Researchers at the Massachusetts Institute of Technology have made a significant discovery in our understanding of memory.
Researchers from The Picower Institute for Learning and Memory published in PLOS Computational Biology their findings comparing the results of several computational models reflecting two competing hypotheses about the process underpinning working memory with observations of brain cell function in an animal completing the task.
These findings ran counter to the more conventional wisdom, which holds that memory is preserved by keeping neurons always active, and instead provided significant support for the more recent theory that a system of neurons maintains the information by creating temporary modifications in the architecture of their interconnections, or synapses.
While both versions permitted for knowledge to be remembered, only those that enabled for synapses to temporarily alter connection generated neuronal activity patterns that resembled those found in human brains at work.
Senior author Earl K. Miller admitted that the idea that brain cells maintain memories by being always “on” may be simpler, but it doesn’t represent what nature is doing and can’t produce the sophisticated flexibility of thought that can arise from intermittent neural activity backed by short-term synaptic plasticity.
Synapses could be the key
The consistent neuronal activity gives birth to consistent ideas, which is why most people believe that working memory takes place in neurons. This viewpoint, however, has recently been questioned due to its perceived inconsistency with evidence.
Synaptic activity is shown to be a substrate for working memory by use of artificial neural networks with short-term synaptic plasticity. The key insight from the article is that these “plastic” neural network models are more brain-like in a mathematical sense and also have extra functional advantages in terms of resilience.
The researchers wanted to do more than simply theorize about how data may be stored in working memory; they wanted to shed light on how nature really accomplishes it. To do so required first measuring the electrical spiking activity of hundreds of neurons in an animal’s prefrontal brain while the animal engaged in a working memory game. The animal was given a picture, which promptly vanished again and over again.

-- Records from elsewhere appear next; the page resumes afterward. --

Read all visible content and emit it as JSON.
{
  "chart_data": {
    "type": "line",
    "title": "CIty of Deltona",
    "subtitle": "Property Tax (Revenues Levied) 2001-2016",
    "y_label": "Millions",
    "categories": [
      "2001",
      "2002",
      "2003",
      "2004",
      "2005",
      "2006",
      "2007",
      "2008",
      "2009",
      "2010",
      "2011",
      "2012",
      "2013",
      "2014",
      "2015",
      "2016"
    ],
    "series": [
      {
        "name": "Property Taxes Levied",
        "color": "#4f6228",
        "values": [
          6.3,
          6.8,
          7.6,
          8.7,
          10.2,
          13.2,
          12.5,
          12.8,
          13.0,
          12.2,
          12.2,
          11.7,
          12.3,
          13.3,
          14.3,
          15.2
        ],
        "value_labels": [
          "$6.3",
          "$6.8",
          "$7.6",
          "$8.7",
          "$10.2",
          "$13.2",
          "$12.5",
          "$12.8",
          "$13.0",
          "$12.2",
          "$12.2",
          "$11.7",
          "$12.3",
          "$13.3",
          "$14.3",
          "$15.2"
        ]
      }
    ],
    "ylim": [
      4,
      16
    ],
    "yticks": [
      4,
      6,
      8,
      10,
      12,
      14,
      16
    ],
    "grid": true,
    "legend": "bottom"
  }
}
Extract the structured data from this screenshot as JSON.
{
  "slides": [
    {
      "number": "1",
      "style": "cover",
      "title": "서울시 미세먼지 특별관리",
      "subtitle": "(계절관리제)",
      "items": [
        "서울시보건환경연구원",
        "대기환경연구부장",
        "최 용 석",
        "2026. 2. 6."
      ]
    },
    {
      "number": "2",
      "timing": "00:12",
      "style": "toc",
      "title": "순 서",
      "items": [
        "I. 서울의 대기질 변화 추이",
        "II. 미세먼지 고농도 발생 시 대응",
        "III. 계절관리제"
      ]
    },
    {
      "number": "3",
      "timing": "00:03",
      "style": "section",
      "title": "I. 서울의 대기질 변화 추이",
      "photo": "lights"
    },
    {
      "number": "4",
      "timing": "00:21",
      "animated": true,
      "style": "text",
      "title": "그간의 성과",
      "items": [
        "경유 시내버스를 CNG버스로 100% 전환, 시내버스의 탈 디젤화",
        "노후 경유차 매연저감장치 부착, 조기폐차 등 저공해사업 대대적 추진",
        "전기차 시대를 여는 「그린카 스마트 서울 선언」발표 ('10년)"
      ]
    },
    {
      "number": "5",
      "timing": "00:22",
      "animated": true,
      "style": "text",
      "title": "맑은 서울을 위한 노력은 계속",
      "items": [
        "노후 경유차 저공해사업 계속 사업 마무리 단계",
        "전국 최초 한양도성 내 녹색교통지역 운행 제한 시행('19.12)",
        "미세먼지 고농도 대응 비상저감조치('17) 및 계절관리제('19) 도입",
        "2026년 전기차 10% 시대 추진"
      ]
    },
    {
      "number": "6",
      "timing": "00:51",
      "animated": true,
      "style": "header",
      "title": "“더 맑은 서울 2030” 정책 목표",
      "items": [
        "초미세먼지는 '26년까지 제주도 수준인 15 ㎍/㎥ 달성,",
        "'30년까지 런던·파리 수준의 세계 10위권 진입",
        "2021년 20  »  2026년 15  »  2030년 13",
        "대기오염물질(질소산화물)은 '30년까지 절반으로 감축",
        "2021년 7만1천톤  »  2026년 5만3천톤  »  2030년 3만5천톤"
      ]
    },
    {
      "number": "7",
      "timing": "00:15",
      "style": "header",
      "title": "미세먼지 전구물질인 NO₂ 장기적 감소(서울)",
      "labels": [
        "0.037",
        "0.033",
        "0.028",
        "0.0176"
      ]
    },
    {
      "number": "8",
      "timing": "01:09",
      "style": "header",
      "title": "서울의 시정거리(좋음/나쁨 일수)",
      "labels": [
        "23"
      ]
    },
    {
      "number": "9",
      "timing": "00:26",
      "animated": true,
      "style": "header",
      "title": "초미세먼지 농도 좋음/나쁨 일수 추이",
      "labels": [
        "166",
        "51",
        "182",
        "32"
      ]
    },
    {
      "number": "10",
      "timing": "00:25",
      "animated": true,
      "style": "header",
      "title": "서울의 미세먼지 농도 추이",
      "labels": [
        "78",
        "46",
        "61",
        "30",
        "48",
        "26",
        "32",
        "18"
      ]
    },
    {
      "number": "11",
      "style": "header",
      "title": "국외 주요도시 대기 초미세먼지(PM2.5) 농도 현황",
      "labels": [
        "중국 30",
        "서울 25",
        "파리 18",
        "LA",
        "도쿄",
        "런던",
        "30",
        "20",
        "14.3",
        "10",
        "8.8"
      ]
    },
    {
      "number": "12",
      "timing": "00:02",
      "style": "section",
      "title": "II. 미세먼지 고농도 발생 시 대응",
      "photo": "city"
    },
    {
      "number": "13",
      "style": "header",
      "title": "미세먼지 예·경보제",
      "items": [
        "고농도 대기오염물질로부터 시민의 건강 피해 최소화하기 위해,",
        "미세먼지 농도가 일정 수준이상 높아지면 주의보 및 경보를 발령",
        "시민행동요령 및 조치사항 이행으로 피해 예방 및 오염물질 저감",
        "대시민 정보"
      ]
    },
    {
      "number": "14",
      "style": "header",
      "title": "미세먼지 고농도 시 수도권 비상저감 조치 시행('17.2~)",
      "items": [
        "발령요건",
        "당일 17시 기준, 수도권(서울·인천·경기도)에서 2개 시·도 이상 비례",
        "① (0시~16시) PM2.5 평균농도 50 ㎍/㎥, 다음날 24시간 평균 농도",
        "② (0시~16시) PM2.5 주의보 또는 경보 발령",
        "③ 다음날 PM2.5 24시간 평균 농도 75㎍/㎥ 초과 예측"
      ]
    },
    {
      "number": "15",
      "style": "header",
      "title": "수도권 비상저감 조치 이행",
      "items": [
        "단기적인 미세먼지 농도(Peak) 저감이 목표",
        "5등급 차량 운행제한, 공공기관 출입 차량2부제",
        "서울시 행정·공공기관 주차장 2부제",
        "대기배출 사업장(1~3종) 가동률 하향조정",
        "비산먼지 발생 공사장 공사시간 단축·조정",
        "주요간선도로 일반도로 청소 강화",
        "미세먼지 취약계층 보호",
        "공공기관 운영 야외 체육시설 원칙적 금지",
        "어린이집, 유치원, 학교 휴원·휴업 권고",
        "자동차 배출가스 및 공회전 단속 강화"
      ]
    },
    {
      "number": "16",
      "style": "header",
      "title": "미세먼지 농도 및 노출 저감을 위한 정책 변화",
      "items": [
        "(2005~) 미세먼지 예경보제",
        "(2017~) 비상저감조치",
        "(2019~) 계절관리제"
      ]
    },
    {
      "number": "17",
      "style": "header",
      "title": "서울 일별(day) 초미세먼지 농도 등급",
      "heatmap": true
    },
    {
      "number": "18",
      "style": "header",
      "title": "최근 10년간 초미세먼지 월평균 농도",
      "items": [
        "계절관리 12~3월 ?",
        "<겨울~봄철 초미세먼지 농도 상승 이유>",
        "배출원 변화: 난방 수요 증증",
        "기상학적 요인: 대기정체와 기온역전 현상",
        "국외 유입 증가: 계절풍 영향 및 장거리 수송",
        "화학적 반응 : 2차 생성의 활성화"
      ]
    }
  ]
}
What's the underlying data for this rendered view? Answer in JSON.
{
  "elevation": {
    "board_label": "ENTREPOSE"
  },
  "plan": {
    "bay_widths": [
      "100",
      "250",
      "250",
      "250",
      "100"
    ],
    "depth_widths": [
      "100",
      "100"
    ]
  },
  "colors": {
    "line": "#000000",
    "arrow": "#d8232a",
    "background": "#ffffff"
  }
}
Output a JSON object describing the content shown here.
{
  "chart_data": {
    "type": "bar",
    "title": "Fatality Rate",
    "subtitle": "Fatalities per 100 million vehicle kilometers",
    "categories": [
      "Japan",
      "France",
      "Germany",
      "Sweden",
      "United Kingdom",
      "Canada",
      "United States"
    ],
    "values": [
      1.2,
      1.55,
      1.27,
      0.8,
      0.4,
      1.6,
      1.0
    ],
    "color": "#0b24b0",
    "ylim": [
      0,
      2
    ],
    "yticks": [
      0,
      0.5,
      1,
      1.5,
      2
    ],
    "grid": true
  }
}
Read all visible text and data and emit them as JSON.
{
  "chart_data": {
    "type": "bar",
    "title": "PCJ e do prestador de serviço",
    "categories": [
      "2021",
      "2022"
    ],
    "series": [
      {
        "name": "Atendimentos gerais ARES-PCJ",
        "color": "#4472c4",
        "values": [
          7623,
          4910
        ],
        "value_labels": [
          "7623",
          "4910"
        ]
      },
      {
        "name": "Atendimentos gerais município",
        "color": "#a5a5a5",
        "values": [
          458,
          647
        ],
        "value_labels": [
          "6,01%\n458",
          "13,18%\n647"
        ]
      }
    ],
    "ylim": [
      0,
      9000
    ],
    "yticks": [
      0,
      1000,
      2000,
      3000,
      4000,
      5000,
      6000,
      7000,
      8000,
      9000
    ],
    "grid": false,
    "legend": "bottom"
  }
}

In a split second, it would be shown with two pictures, one of which would be the original, which it had to study in order to get a little reward. That split second before the test is crucial, so named because the picture must be retained in memory until then.
Neurons show intense activity in response to the initial picture, less activity after the delay, and then increased activity when the images are remembered for testing. Therefore, spiking is significant during the initial storage and recall phases, but it is seldom throughout the maintenance phase. During the wait, the spikes do not remain constant.
In addition, the team “decoders” to interpret the spiking activity readings and deduce the working memory information. When the spike was high, they were spot on, but during the delay time, their accuracy dropped significantly. It was concluded from this that spiking does not accurately reflect data when there is a delay. But it resulted in a fundamental query: if spiking doesn’t retain information, then what does?
Mark Stokes of Oxford University and colleagues have postulated that synaptic “weights,” or shifts in relative strength, may be used to record the information. The MIT researchers tested this hypothesis by creating computer models of brain networks that included two distinct interpretations of the central theories. The machine learning systems were taught to carry out the identical working memory job as the genuine animal and to generate brain activity that could be understood by a decoder.
The conclusion was that the computational networks that encoded information through short-term synaptic plasticity peaked when the real brain did and dropped down when it didn’t. Unlike the human brain, the networks designed to use continual spiking to store information did so even when the brain’s activity was low. The decoder findings also showed that the synaptic plasticity models had lower accuracy throughout the delay period, whereas the persistent spiking models maintained an unrealistically high level of accuracy.
The group also performed a deeper level of analysis by developing a decoder to extract data from the synaptic weights. Researchers discovered that throughout the latency phase, synapses portrayed details from working memory that the spiking mechanism failed to convey.
One of two model variants including short-term synaptic plasticity, was the most realistic option due to its use of a negative feedback loop to maintain the stability and robustness of the neural network.
Memory processes in working memory
The synaptic plasticity simulations better matched nature, but they also had additional advantages that are likely important for actual brains. One was that even when as many as half of the simulated neurons were “ablated,” the plasticity models still kept data in the shape of synaptic weightings.
After shedding just 10-20% of their synapses, the sustained activity models failed. Moreover, intermittent spiking uses far less energy than constant spiking. And because several items may be stored in memory at once with brief spikes rather than continuous ones, there is another another advantage. It has been shown via studies that the human working memory can store up to four items at once.
New studies are being planned to see whether models with sporadic spiking and synaptic weight-based storage of data accurately reflect actual brain data when animals must store numerous items in mind rather than just one picture.